In a country as big as India, quality education has become a matter of concern. The teachers and the teaching quality are both dwindling at an enormous rate. This means many students are devoid of the basic quality education they deserve. In a scenario like this, the Khan Academy has risen like a messiah; this America based free tutorial service has made teaching and learning both easy.
Schools in India are already using their services to strengthen their basics in Science and Maths. This is not all, the Khan Academy and its online tutorials have also been instrumental in preventing absenteeism, helping boost scores and in worst case scenarios take the place of teachers themselves. However, the real challenge exists in ensuring that all these videos are understood and accessible to the children. Dubbing the 3,400 Khan Academy videos into even three regional languages is indeed a massive task.

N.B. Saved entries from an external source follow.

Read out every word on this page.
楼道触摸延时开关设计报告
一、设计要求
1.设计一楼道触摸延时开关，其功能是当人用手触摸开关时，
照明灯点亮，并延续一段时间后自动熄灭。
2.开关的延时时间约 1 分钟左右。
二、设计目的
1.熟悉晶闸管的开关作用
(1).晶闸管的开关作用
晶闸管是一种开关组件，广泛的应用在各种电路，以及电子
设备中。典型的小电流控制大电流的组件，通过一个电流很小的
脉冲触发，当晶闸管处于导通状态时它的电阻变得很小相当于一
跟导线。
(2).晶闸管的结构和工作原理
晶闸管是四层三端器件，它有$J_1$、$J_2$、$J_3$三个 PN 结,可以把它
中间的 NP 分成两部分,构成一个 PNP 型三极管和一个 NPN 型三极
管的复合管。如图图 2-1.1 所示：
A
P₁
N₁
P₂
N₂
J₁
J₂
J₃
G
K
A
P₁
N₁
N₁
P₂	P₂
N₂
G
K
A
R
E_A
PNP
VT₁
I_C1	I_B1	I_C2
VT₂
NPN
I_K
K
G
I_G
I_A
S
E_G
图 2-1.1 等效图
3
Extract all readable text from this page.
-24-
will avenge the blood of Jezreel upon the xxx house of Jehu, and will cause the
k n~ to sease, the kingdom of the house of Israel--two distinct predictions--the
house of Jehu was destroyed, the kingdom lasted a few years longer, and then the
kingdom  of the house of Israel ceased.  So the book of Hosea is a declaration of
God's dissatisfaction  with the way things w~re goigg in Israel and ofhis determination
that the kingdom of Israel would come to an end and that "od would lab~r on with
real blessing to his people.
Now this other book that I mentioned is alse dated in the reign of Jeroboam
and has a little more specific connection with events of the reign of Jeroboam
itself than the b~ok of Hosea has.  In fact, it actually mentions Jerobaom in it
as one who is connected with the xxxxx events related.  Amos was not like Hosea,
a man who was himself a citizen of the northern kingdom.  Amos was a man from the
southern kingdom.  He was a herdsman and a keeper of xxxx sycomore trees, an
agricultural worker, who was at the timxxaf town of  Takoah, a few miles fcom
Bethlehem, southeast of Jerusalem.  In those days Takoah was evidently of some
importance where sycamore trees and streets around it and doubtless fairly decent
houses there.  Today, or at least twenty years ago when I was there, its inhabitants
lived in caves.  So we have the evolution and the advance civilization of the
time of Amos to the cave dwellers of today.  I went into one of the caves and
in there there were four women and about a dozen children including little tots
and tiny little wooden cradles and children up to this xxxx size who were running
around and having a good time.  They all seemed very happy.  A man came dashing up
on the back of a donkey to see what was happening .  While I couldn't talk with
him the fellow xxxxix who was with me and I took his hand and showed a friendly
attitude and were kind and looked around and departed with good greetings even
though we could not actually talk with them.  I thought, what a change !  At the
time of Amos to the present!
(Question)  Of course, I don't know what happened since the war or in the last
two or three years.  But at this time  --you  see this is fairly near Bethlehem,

Khan Academy is the brainchild of Salman Khan, a Harvard Business School and Massachusetts Institute of Technology alumnus. His simple tutorial videos made for his cousins had managed to not just teach them but at the same time make them quite popular among others too. This was when the Khan Academy came into existence. With grants from Google and Bill and Melinda Gates Foundation this humble academy has managed to reach out to a lot of students all over the world. India accounts for almost 3-4% of the users and also makes them the third highest traffic generators for the website.
The Sree Karpagavalli Vidhyalaya Middle School is an apt example of how the Khan Academy came to the rescue of this private school which was struggling to hold its roots. The online lessons not only meant teaching a concept but also ensuring that the student understood it well and at his or her pace. Taking a note from this a number of affluent schools are now turning to these online tutorial videos to teach. This means that the teacher spends more time interacting with the class and discussing ideas on a broader spectrum.
Education system in India needs a revival and a healthy one for that. The Khan Academy is like a step towards it. It cannot completely bridge the gap between students and teachers, but it is here to make a difference for sure.